Example 18 is a resonator fiber optic gyroscope (RFOG) comprising: a resonator; a master laser to produce a reference light, the master laser coupled to the resonator such that the reference light circulates through the resonator in a first direction; Pound-Drever-Hall (PDH) feedback electronics configured to: modulate the reference light with a PDH modulation signal; sense light at a reflection port of the resonator; and adjust a frequency of the master laser toward resonance of the resonator at the reflection port; a first slave laser to produce a first slave light, the first slave laser coupled to the resonator such that the first slave light circulates through the resonator in the first direction; a first phase-lock-loop (PLL) coupled to the first slave laser, the first PLL to beat the first slave light with the reference frequency and to drive the first slave light such that the first slave light is locked to the reference light; transmission mode feedback electronics coupled to the first PLL, the transmission mode feedback electronics configured to: send a first beat frequency to the first PLL such that the first PLL locks the first slave light at a frequency difference from the reference frequency equal to the first beat frequency; frequency modulate the first beat frequency with a first modulation signal; sense light at a first transmission port of the resonator; and adjust a frequency of the first slave laser toward resonance of the resonator at the first transmission port; a second slave laser to produce a second slave light, the second slave laser coupled to the resonator such that the second slave light circulates through the resonator in a second direction; a second PLL coupled to the second slave laser, the second PLL to beat the second slave light with the reference frequency and to drive the second slave light such that the second slave light is locked to the reference light; and wherein the transmission mode feedback electronics are coupled to the second PLL and configured to: send a second beat frequency to the second PLL such that the second PLL locks the second slave light at a frequency difference from the reference frequency equal to the second beat frequency; frequency modulate the second beat frequency with a second modulation signal; sense light at a second transmission port of the resonator; and adjust a frequency of the second slave laser toward resonance of the resonator at the second transmission port.

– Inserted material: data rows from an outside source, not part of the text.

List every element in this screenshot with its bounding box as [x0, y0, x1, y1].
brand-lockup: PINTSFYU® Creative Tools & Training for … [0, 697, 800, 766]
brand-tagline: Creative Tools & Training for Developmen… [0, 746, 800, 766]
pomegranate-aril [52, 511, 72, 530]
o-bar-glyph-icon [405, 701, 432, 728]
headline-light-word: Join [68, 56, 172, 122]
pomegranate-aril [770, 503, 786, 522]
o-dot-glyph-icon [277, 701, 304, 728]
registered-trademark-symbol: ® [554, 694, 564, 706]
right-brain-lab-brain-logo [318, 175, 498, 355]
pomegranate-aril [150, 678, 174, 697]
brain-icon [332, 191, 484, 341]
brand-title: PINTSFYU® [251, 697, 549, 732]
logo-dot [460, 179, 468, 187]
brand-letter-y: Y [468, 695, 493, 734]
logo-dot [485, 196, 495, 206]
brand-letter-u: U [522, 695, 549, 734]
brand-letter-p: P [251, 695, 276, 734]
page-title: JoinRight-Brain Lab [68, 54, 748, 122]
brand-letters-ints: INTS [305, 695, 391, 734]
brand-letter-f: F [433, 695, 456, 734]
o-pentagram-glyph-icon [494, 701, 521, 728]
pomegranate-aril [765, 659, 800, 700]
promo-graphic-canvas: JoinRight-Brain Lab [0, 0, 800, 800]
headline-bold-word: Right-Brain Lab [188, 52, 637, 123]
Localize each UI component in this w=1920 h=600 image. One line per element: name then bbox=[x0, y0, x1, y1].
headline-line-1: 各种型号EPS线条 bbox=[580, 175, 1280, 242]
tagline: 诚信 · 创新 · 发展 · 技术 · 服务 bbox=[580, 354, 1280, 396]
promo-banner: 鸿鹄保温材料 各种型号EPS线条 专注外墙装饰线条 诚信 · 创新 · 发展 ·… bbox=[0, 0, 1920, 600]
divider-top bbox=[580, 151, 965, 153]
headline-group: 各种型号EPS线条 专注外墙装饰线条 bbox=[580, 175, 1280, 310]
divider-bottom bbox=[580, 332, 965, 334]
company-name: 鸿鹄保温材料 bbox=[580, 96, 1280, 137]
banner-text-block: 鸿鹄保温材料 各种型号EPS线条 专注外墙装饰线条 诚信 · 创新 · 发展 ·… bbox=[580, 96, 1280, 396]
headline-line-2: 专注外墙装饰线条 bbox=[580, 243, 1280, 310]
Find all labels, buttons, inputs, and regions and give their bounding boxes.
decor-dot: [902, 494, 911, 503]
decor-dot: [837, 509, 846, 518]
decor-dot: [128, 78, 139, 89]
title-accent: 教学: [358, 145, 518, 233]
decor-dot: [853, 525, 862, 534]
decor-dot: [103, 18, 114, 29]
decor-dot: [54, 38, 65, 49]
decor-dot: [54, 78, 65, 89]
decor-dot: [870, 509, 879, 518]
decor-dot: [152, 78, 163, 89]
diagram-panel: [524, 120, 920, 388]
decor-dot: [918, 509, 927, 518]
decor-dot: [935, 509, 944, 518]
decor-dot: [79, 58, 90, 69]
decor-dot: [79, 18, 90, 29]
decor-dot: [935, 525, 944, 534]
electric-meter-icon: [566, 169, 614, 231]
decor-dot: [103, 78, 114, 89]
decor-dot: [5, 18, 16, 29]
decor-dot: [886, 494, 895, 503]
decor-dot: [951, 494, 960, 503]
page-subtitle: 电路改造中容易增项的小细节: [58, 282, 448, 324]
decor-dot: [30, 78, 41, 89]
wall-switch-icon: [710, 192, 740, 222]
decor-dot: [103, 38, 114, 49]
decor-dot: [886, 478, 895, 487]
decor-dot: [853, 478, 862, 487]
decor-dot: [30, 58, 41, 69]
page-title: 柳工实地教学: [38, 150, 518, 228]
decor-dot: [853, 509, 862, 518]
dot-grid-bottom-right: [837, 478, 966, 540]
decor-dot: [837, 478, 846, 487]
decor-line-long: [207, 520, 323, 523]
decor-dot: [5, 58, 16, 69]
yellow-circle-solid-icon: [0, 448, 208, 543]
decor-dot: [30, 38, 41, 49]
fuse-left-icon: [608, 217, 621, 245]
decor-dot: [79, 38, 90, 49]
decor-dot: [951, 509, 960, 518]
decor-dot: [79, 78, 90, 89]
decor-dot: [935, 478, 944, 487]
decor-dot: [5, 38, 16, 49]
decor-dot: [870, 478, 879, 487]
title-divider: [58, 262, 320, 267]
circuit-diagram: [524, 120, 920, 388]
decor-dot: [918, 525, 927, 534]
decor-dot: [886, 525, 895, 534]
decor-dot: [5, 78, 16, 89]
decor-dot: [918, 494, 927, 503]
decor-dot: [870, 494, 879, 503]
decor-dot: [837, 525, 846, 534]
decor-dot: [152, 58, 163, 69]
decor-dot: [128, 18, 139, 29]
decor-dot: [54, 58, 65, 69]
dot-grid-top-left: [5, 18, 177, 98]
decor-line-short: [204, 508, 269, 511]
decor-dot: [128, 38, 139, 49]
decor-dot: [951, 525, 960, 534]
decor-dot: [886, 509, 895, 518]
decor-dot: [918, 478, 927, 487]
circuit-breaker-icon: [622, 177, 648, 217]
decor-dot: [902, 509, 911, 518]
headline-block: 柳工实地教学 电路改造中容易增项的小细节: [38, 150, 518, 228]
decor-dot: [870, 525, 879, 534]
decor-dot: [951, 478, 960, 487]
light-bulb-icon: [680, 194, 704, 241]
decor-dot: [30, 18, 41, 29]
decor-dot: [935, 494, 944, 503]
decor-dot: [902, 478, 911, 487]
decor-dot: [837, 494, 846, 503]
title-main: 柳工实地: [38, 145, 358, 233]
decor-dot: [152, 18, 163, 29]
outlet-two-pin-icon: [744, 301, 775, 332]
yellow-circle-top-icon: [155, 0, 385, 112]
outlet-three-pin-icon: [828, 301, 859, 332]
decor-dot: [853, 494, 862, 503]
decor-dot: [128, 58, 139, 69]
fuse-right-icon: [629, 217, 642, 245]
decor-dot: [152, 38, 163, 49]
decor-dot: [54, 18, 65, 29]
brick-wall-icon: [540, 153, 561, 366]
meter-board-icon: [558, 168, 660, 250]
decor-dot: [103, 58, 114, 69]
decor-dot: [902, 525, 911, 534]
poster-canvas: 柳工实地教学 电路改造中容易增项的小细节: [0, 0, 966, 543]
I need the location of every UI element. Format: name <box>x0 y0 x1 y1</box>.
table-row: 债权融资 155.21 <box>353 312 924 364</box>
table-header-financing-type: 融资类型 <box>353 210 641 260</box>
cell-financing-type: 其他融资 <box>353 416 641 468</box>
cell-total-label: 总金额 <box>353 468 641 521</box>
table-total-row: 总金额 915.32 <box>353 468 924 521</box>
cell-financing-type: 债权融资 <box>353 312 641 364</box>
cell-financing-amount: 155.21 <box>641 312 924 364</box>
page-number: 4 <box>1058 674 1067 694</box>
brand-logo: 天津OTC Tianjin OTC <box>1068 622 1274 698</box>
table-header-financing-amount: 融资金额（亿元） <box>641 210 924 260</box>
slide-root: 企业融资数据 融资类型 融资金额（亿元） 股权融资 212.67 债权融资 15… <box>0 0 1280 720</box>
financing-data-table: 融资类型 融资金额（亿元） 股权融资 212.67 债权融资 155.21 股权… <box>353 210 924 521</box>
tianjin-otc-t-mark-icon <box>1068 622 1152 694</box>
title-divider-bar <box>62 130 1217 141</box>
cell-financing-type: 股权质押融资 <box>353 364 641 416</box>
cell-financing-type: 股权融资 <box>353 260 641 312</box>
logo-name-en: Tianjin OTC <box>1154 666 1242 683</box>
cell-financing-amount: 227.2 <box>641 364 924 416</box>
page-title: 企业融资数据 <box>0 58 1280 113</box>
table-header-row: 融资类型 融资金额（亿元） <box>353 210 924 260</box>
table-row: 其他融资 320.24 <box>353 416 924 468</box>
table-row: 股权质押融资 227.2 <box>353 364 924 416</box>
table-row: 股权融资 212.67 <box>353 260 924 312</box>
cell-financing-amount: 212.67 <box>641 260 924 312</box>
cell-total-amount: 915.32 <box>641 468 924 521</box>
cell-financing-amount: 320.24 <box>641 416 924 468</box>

Example 19 is the RFOG of Example 18, comprising: a third slave laser to produce a third slave light, the third slave laser coupled to the resonator such that the third slave light circulates through the resonator in the second direction; a third PLL coupled to the third slave laser, the third PLL to beat the third slave light with the reference frequency and to drive the third slave light such that the third slave light is locked to the reference light; and wherein the transmission mode feedback electronics are coupled to the third PLL and configured to: send a third beat frequency to the third PLL such that the third PLL locks the third slave light at a frequency difference from the reference frequency equal to the third beat frequency; frequency modulate the third beat frequency with a third modulation signal; sense light at the second transmission port of the resonator; and adjust a frequency of the third slave laser toward resonance of the resonator at the third transmission port.
Example 20 is the RFOG of any of Examples 18 or 19, wherein the PDH feedback electronics are configured to adjust the frequency of the master laser at a rate that is at least ten times faster than the rate at which the transmission mode feedback electronics are configured to adjust the frequency of the first and second slave lasers; and wherein the PDH modulation signal is within the range of 1-100 Mhz and the first and second modulation signals are within the range of 1-100 Khz.